THE GLAD EYE And Other Stories

By

Pub Date: Oct. 18th, 1984
Publisher: Michael Joseph--dist. by Merrimack (47 Pelham Rd., Salem, NH 03079)

Of the novelists who emerged in the Fifties and Sixties from Britain's Northern/working-class milieu--cf. Alan Sillitoe, David Storey--Barstow (A Kind of Loving, The Hidden Part) is perhaps the least ambitious or original; and these ten stories, like some of his novels, often verge on small-town soap opera.
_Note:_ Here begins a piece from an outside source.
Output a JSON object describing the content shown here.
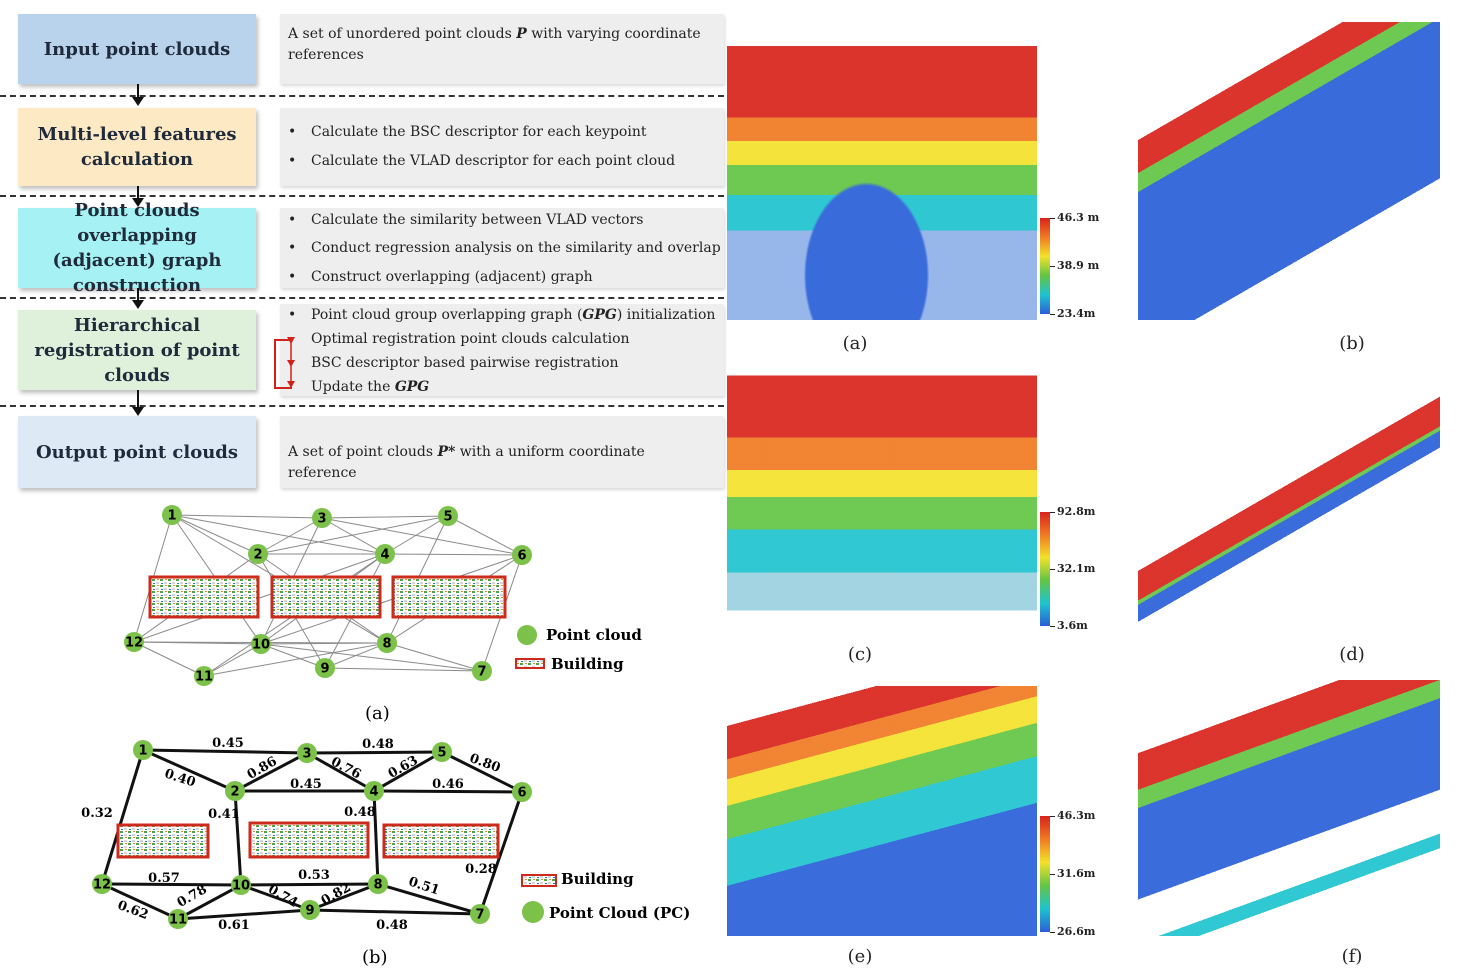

The longest piece, ""Rue,"" is a solid, spare, utterly predictable recycling of a familiar scenario: a prim, gentle, well-bred man (here, 53-year-old widower Jordan) attracted to--and ultimately victimized by--a tough, earthy woman who can't deal with kindness. ""The Middle of the Journey""--about a woman who finds out, after her husband's death, that he knew she'd been secretly unfaithful--is reminiscent of recent soaps by Norma Klein and Toby Stein. Several other stories, too, involve adultery and sudden death--with sentimental contrivances. (""The Apples of Paradise,"" an acknowledged reworking of Thomas Hardy's ""Fellow Townsmen,"" adds irony but misses all of Hardy's bleak gravity.) And only slightly more distinctive are small character studies--of a garrulous stool-pigeon, an incorrigible philanderer, a fine middle-aged woman driven to a single burst of kleptomania. (""I am good. But how can I prove how good I am, unless I do something bad?"") Competent, leanly stylish, but rather thin and obvious stories, then--overshadowed, when it comes to North-of-England atmosphere, by the work of such recent writers as Pat Barker (Union Street, Blow Your House Down).